# Solved: Error code: 0x80800000



## raptor6847 (Feb 13, 2010)

I get this when i try to install windows 7 on my old laptop. 
Windows could not set the offline locale information. Error code: 0x80800000
tried searching online for this error, but found nothing. the laptop was dropped before. fell on its power cord side. I decided to reformat and this is the error i get. Any solution to this, or is the hdd dead?

thanks


----------



## davehc (Oct 4, 2006)

It is, at my guess, a hardware issue. A bit of a chicken or egg situation. It could be the hard drive, but don't be too hasty with your wallet, yet. With your comment, I am inclined to think that you have damaged the power supply in some way.
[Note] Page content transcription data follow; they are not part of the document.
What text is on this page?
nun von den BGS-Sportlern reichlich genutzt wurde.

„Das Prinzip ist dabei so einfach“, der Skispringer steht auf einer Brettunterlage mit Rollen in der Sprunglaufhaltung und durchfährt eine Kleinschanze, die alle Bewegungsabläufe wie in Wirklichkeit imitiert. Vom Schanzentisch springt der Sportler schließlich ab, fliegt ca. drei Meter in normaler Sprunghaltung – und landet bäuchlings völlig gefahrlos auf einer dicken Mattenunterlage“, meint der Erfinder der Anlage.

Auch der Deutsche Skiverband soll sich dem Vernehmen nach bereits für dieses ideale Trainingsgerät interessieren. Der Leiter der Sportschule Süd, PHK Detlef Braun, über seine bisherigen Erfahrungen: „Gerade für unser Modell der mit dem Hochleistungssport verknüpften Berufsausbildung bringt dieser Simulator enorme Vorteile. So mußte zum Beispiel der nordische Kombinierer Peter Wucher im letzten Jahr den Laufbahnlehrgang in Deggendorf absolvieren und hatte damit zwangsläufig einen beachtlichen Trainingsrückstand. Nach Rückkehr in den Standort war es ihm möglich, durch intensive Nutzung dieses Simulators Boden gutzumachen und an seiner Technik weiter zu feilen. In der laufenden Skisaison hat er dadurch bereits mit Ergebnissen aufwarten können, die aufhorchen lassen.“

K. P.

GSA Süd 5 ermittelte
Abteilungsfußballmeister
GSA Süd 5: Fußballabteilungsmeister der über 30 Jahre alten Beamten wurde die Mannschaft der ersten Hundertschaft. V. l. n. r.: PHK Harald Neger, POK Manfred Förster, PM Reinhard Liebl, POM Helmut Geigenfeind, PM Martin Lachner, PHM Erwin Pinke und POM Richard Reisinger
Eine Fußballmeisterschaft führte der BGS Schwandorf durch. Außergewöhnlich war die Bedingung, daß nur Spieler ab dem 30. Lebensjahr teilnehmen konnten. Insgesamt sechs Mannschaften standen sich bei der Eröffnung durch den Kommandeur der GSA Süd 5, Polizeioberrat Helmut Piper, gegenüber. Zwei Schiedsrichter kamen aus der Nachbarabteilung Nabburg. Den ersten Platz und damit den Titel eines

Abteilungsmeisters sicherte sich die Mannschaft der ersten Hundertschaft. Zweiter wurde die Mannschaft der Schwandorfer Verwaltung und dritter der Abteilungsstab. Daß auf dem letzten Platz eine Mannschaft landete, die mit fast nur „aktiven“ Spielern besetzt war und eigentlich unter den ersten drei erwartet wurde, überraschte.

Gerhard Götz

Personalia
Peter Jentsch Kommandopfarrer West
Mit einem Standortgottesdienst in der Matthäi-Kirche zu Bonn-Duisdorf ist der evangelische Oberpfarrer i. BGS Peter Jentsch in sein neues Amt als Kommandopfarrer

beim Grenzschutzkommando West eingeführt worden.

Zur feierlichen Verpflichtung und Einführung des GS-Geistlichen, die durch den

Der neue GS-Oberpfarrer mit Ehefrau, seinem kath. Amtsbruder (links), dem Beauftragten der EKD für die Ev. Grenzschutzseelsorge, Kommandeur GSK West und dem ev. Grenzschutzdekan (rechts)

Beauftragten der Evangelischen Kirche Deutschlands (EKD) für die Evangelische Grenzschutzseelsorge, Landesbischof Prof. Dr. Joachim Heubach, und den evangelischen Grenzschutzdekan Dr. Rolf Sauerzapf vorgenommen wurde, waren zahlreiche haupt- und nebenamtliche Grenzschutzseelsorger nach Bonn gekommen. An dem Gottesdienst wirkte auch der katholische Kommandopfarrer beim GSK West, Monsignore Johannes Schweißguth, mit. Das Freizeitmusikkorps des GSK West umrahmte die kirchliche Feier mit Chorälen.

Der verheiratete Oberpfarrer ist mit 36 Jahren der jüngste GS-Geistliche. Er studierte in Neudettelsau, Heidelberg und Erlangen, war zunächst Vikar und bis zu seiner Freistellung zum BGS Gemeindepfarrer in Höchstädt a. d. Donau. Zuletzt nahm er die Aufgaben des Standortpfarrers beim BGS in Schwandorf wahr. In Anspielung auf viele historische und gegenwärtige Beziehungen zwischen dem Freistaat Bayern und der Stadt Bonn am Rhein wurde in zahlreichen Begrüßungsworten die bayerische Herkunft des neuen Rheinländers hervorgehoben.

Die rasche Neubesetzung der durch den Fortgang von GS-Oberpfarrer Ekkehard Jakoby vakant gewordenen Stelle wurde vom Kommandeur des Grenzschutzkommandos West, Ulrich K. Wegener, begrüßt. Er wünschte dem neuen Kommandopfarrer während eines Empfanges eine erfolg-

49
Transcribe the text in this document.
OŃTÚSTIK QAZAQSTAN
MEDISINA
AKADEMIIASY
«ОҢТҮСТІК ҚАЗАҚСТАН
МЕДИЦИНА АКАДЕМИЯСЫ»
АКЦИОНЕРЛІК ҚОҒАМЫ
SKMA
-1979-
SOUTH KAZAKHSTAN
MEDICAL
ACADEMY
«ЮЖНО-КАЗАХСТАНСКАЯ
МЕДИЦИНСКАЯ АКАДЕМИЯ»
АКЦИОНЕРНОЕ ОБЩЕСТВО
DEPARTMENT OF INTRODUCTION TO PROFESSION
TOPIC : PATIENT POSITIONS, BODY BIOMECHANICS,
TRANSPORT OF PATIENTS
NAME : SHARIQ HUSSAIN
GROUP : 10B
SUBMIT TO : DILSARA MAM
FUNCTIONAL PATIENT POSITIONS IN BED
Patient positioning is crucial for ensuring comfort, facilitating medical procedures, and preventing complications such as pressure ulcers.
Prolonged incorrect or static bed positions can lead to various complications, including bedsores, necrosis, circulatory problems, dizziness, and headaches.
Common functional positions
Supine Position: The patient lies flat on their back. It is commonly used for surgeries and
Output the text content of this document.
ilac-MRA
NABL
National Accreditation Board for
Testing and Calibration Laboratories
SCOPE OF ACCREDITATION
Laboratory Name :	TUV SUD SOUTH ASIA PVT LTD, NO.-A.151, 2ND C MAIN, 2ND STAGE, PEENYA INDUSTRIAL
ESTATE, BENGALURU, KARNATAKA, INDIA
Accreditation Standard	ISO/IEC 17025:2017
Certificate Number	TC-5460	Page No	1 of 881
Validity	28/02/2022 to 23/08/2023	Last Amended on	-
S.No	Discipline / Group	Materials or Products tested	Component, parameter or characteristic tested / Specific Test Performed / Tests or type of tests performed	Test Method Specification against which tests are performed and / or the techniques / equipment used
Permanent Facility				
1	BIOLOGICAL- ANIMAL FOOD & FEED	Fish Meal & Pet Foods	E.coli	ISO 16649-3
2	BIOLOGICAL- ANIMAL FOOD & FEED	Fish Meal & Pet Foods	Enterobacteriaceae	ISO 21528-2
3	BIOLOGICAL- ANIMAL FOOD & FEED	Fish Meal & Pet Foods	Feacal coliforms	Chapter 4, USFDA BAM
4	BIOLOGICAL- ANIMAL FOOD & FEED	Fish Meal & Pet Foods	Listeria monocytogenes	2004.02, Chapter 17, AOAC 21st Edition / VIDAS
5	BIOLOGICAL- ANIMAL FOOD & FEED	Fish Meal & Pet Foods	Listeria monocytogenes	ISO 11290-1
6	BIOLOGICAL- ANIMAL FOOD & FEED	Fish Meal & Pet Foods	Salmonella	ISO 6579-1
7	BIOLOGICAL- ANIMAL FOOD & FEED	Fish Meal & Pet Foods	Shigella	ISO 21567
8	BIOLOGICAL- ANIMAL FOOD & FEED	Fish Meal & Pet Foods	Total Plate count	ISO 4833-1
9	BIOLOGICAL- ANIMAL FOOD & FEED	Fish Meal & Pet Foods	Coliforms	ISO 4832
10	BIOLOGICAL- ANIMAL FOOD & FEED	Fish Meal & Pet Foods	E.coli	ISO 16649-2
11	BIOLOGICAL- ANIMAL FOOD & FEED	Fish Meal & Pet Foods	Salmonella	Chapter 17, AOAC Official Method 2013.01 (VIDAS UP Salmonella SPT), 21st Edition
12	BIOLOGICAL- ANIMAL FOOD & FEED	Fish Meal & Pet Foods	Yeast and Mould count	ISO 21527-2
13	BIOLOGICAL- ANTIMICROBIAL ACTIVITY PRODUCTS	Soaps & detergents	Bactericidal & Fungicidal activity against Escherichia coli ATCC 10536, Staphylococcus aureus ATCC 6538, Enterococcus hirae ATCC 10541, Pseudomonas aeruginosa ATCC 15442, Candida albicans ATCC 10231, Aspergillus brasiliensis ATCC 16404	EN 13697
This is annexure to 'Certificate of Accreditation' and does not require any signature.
First, have you any means to check if the battery is being charged fully. If not, then it will point to an error there. You could try, assuming you have a full charge, installing with the battery supply alone and the power disconnected, and, the other way around. Having tried all that, I would be inclined to pop the bottom off and make sure the hard disk has not been dislodged partially.


----------



## raptor6847 (Feb 13, 2010)

sorry for the late reply. The installation issues were because of my installation cd. Used a different cd and it worked perfectly. But now theres a different issue. Because the laptop was dropped, the hard drive has bad sectors and when ever i try to do something, the computer lags out for a while. Its a seagate drive, so i used the seagate HDD tool.
the short test failed, and from the long test it found bad sectors which i tried to repair using the tool. After repairing, the short DST test still failed, and every time i ran the long test it would find the bad sectors again and repair them.i also did a low level format with the same tool. But the problem still persists.
any ideas on how i can fix the bad sectors?

thanks


----------



## Megabite (Apr 5, 2008)

You cannot fix bad sectors....all that can be done is mark them as unusable....but I would suggest looking at a new Hard drive as I would not trust the one that has damage to it.


----------



## raptor6847 (Feb 13, 2010)

ok, thanks.
marking thread as solved.


----------